Real Madryt wypunktował Barcelonę i znów gra o tytuł. To był pokaz siły Królewskich
Real Madryt po raz trzeci z rzędu wygrał El Clasico, w sobotę pokonał 2:1 (2:0) Dumę Katalonii, a bramki strzelali Karim Benzema i Toni Kroos. Dla Dumy Katalonii trafienie zapisał Oscar Mingueza, a w doliczonym czasie gry mógł wyrównać Ilaix Moriba, który trafił w poprzeczkę. Królewscy zostali nowym liderem LaLiga.
Początek meczu przyniósł od razu świetny atak gości i w 7. minucie meczu mogła paść bramka, ale podanie Pedriego nie dotarło do żadnego z piłkarzy Dumy Katalonii. W odpowiedzi Real skontrował rywali, Lucas Vazquez świetnie dograł w pole karne, a tam Karim Benzema kapitalnie, cudownie wykończył akcję, zaskakując Marca-Andre ter Stegena.

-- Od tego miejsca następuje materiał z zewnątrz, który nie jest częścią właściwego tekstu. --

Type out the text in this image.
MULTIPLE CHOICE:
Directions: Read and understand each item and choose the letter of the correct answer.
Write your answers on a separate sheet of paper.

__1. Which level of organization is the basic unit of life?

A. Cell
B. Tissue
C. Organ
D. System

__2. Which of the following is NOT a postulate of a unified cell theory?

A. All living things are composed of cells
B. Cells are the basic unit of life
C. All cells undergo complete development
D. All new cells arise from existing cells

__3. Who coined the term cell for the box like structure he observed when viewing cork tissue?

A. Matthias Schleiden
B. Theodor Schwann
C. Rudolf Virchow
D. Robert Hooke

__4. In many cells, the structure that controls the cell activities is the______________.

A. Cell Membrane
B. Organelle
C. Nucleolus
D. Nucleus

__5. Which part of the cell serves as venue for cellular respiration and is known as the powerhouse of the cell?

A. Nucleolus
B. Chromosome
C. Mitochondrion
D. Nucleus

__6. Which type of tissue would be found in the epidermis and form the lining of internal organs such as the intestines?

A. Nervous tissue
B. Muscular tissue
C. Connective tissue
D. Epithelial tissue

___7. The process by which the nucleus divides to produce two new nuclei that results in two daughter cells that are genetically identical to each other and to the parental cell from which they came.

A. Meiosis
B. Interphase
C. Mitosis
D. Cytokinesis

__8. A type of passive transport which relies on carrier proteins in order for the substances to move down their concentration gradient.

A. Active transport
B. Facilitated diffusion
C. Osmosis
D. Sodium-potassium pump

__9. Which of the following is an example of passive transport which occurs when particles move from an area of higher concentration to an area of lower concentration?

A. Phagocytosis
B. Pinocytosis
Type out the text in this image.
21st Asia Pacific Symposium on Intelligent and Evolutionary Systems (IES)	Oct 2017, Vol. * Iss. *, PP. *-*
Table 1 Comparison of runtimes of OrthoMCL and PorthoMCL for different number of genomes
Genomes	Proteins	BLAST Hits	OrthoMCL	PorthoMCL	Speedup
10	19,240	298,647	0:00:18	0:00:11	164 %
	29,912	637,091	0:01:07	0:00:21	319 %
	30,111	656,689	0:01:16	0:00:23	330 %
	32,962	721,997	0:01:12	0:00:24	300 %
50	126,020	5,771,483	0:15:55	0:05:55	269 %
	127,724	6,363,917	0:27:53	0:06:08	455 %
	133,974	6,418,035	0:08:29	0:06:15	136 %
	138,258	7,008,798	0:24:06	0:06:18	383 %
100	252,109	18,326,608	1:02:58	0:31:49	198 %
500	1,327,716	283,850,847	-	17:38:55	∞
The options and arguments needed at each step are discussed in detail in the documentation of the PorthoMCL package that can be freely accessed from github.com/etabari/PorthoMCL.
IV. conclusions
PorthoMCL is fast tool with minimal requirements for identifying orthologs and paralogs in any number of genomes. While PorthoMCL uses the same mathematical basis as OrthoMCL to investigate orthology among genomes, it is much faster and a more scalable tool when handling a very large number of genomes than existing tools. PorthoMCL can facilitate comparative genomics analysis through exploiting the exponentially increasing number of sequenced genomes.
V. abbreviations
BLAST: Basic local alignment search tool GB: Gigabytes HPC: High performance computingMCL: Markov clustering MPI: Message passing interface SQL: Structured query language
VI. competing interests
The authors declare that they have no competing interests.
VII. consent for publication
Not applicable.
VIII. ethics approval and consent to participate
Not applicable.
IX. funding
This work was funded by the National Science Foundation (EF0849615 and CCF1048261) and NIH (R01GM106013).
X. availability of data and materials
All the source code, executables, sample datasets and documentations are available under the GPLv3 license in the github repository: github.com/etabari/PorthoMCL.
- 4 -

Los Blancos zaskoczyli rywala, wykorzystali jego słabość w obronie, by zadać kolejny cios jeszcze przed upływem 30. minuty spotkania. W 28. minucie kapitalnie z wolnego strzelał Toni Kroos, piłka odbiła się jeszcze od Sergino Desta, zmyliła Ter Stegena i było 2:0. Barcelona przyjęła dwa ciosy nim na dobre weszła w mecz, Zidane triumfował i uśmiechał się szeroko.
A goście próbowali zdobyć przed przerwą bramkę kontaktową, ale atakowali chaotycznie, zbytnio polegali na Lionelu Messim, a do tego pozwalali Królewskim zabójczo kontrować. I w 35. minucie mogło być 3:0, ale szybko wypad gospodarzy zakończył się uderzeniem Federico Valverde w słupek barcelońskiej "świątyni".
Do przerwy zostało niewiele, Ousmane Dembele domagał się od arbitra rzutu karnego, Lionel Messi został zablokowany i drużyny poszły na przerwę. Ronald Koeman miał kwadrans, by wymyślić jak opanować grę w środku pola i jak zatrzymać kontry Realu. I oczywiście jak doprowadzić chociaż do remisu, bo wynik był bardzo zły dla Barcy.
W drugiej połowie przede wszystkim w Madrycie lunęło i padało tak, że piłkarze otrzymali gratis solidny prysznic. Real cofnął się, przyjmował ataki i kontrował. Barca z kolei nacierała i dramatycznie szukała gola kontaktowego. W tym celu trener gości wpuścił wreszcie na plac gry Antoine Griezmanna, który dotąd siedział na ławce i oglądał lanie od Realu.
Dwoił się i troił Ousmane Dembele, próbował Lionel Messi, a kluczową akcję wykonał właśnie Griezmann, który zagrał do Jordiego Alby, ten podał do Oscara Minguezy, a defensor miał sporo szczęścia, bo źle trafił w piłkę, ale udało mu się pokonać Thibauta Courtoisa. I od tego momentu zaczęły się w Madrycie wielkie emocje.
Kolejne wypady Realu jeżyły włos na głowie rywali, ale też były nieskuteczne. Junior Vinicius uderzył w słupek, Karim Benzema został zablokowany przed bramką Ter Stegena, a piłkarze Los Blancos aż kręcili głowami. Barca odpowiedziała raz, rajd Jordiego Alby zatrzymał nogą Courtois. Zostało 20 minut do końca, Barca w strugach deszczu ścigała gospodarzy.
Lionel Messi musiał zmienić koszulkę, Ronald Koeman wpuścił do ataku nawet Martina Braithwaite'a, ale Real nie pękał i zmierzał po zwycięstwo. W 84. minucie Martin Braithwaite padł w polu karnym rywali, znów sędzia Jesus Gil Manzano znalazł się w centrum uwagi i znów nie podyktował rzutu karnego dla gości. Wściekł się Ronald Koeman, a sędzia pokazał mu kartkę.
Jeszcze w końcówce za drugą żółtą kartkę wyleciał Casemiro, jeszcze Messi z rzutu wolnego uderzył wprost w ręce bramkarza Królewskich i już tylko minuty dzieliły miejscowych od zwycięstwa. Mógł zapewnić je rajd Marcelo, ale zdążyli dopaść go defensorzy. Jeszcze w poprzeczkę uderzył Ilaix Moriba i wreszcie sędzia zakończył rozgrywany w ulewie pojedynek, Królewscy trzeci raz z rzędu ograli Dumę Katalonii.
Trzy punkty dla Realu oznaczają, że Los Blancos są nowym liderem LaLiga, mają tyle samo punktów co drugie Atletico Madryt - które gra w niedzielę z Betisem Sewilla - oraz jeden więcej od Barcelony. Walka o mistrzostwo Hiszpanii do końca sezonu będzie pasjonująca.